Common Database Processes

Common database processes are essential activities that ensure the effective management, integrity, and performance of databases throughout their lifecycle. These processes facilitate data handling, improve system reliability, and support organizational goals. Key processes include archiving, capacity and growth projections, change data capture, purging, replication, resiliency and recovery, retention, and sharding.

Key Common Database Processes

1. Archiving

  • Definition: Archiving involves moving inactive or less frequently accessed data from primary storage to a secondary location for long-term retention.

  • Purpose:

    • Reduces the size of active databases, improving performance.
    • Ensures compliance with regulatory requirements for data retention.
  • Characteristics:

    • Archived data is typically stored in a format that allows for easy retrieval.
    • May involve the use of specialized archiving solutions or services.

2. Capacity and Growth Projections

  • Definition: This process involves forecasting future storage needs based on current usage trends and anticipated growth.

  • Purpose:

    • Helps organizations plan for future storage requirements.
    • Ensures that sufficient resources are available to accommodate growth without impacting performance.
  • Characteristics:

    • Utilizes historical data analysis and predictive modeling techniques to estimate future needs.
    • Involves collaboration between IT teams and business units to align projections with organizational goals.
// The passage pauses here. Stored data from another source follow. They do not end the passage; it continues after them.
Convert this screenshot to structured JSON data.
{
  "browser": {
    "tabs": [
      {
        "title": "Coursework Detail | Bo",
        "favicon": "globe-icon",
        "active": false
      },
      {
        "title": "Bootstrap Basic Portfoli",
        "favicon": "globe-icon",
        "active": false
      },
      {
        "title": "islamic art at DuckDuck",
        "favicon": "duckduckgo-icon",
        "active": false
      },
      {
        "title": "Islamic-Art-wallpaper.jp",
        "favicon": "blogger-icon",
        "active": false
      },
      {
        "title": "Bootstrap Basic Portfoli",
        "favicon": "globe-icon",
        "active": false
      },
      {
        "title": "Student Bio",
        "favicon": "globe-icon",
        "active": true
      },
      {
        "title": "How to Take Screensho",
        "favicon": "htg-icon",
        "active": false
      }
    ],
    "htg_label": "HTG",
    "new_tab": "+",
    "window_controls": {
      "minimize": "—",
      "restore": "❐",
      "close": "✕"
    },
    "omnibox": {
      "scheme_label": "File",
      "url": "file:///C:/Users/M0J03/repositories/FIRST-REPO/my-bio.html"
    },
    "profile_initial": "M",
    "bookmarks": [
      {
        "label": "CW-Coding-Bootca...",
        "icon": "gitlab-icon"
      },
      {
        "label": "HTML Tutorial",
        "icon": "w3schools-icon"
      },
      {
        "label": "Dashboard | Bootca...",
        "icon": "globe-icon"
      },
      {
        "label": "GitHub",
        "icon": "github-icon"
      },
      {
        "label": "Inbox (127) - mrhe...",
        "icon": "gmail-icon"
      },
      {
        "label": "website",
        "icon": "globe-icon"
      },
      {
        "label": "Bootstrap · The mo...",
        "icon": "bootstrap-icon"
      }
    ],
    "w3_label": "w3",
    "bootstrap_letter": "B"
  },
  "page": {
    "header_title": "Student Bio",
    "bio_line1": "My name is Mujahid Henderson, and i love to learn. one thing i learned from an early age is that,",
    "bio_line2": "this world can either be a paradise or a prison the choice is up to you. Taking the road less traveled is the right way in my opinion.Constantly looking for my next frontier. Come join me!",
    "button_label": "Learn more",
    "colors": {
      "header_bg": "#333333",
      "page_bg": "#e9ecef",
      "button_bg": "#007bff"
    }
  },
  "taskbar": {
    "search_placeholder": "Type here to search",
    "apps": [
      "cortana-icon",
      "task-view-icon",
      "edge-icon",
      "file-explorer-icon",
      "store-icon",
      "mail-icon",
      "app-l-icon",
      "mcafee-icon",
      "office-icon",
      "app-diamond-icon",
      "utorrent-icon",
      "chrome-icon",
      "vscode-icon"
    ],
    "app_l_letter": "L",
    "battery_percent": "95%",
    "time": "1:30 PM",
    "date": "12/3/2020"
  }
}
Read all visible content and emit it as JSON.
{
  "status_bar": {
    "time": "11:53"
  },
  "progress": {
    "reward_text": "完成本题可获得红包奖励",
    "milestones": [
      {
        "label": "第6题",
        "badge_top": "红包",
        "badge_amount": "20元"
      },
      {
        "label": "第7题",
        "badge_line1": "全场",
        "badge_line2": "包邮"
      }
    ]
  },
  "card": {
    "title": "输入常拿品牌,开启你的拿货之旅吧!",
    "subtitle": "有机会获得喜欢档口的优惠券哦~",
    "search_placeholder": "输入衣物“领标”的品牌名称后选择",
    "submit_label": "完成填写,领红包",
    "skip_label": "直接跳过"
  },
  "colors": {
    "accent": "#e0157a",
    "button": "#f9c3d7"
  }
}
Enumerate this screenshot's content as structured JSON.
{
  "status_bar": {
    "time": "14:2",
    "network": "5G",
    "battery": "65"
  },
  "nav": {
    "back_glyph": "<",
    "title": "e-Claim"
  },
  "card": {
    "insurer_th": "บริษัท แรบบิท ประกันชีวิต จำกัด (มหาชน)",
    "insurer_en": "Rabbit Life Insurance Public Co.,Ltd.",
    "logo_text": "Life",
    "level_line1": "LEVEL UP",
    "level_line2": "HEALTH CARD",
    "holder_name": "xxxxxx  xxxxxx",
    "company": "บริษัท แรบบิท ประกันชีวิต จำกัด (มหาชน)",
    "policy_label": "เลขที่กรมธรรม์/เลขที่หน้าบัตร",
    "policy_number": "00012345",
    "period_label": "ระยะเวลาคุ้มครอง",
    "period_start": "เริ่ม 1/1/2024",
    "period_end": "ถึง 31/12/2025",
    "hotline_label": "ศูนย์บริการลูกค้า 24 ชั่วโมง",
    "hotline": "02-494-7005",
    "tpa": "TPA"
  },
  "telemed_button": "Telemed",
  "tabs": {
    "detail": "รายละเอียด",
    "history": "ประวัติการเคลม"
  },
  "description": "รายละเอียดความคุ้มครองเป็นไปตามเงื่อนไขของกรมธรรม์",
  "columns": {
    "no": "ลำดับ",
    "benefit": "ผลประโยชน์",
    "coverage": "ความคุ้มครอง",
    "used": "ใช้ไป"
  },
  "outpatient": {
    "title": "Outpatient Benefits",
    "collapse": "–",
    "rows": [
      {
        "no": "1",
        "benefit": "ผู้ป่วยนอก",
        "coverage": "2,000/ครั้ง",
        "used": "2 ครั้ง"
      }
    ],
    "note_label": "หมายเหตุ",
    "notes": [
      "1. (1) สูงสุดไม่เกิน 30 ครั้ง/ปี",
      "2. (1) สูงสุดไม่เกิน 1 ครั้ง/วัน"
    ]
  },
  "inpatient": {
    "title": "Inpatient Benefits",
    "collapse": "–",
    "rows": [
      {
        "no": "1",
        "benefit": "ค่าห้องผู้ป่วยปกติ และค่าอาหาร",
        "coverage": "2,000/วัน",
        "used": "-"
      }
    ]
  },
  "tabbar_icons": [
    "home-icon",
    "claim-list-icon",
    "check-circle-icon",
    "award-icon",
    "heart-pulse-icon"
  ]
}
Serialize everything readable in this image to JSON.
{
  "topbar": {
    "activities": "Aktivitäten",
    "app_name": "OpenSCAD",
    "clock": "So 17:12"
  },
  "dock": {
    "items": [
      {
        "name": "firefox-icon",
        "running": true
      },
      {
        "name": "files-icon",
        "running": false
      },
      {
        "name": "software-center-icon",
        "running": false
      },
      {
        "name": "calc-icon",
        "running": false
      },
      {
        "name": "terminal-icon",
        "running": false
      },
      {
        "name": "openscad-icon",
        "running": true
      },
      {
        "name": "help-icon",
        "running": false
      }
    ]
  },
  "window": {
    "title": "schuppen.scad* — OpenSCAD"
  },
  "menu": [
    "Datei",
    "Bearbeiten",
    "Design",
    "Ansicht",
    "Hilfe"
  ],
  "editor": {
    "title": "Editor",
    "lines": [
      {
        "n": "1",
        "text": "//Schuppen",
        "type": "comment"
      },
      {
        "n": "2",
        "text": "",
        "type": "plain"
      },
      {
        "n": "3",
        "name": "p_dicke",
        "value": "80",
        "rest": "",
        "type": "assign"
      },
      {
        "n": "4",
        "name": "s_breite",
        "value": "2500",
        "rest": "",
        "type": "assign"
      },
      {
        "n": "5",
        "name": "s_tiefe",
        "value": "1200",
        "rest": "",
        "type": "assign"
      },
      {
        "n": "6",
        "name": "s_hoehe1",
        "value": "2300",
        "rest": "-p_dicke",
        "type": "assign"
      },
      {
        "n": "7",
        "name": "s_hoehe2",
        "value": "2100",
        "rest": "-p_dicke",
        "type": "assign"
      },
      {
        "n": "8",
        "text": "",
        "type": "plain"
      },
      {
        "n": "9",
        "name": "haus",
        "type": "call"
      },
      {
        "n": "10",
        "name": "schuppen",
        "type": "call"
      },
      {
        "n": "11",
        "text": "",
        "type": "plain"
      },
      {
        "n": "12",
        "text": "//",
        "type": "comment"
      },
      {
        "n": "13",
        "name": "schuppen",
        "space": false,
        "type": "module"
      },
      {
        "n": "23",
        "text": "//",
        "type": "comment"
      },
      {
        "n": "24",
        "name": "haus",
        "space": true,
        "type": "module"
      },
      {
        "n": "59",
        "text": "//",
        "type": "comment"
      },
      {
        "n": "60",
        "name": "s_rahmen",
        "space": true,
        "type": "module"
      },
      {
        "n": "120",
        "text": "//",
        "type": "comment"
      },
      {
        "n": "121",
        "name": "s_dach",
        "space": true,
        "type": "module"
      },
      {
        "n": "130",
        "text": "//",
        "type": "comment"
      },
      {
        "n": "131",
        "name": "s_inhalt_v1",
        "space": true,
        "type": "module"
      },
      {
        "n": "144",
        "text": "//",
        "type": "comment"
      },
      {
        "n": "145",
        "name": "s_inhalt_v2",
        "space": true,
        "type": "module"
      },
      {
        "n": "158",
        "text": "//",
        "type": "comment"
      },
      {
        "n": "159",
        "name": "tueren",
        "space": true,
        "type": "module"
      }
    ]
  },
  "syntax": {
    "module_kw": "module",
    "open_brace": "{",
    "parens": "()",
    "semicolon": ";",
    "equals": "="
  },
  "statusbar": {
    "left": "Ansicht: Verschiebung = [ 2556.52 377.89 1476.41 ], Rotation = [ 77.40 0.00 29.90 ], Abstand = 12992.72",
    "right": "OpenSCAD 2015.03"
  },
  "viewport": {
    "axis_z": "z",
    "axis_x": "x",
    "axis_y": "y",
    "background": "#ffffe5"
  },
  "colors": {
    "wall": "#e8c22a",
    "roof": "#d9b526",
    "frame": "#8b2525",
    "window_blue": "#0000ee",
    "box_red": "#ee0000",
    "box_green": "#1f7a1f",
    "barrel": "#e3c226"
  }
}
3. Change Data Capture (CDC)

  • Definition: CDC is a technique used to identify and capture changes made to the database in real-time or near-real-time.

  • Purpose:

    • Facilitates data replication, synchronization, and integration processes.
    • Ensures that downstream systems have access to the most current data.
  • Characteristics:

    • Can be implemented using triggers, database logs, or specialized CDC tools.
    • Supports both incremental updates and full data refreshes.

4. Purging

  • Definition: Purging involves the systematic removal of obsolete or unnecessary data from the database.

  • Purpose:

    • Helps maintain optimal database performance by freeing up storage space.
    • Reduces clutter and improves data quality by ensuring that only relevant information is retained.
  • Characteristics:

    • Typically follows established retention policies and compliance requirements.
    • May involve automated scripts or manual processes to identify and delete data.

5. Replication

  • Definition: Replication is the process of copying and maintaining database objects in multiple locations for redundancy and availability.

Replication invert_B

  • Types of Replication:

    • Mirroring: Updates to the primary database are immediately replicated to a secondary database as part of a two-phase commit process.

    • Log Shipping: A secondary server receives copies of transaction logs from the primary database at regular intervals.

  • Purpose:

    • Enhances data availability and disaster recovery capabilities.
  • Characteristics:

    • Can be configured for synchronous or asynchronous operations depending on business needs.

6. Resiliency and Recovery

  • Definition: This process involves planning for system failures and ensuring that data can be restored quickly after an incident.

  • Types of Recovery:

    • Immediate Recovery: Automatic resolution of issues, often through design features.

    • Critical Recovery: Aimed at restoring functionality as quickly as possible to minimize downtime.

    • Non-Critical Recovery: Restoration can be delayed until more critical systems are back online.

  • Purpose:

    • Ensures business continuity and minimizes operational disruptions during failures.

7. Retention

  • Definition: Data retention refers to policies governing how long different types of data should be stored before being deleted or archived.

  • Purpose:

    • Complies with legal, regulatory, and organizational requirements regarding data management.
  • Characteristics:

    • Involves categorizing data based on its importance, sensitivity, and usage frequency.

8. Sharding

  • Definition: Sharding is the process of partitioning a large database into smaller, more manageable pieces called shards, which are distributed across multiple servers.

  • Purpose:

    • Improves performance by allowing parallel processing of queries across shards.
  • Characteristics:

    • Each shard operates independently but contributes to a unified view of the entire dataset.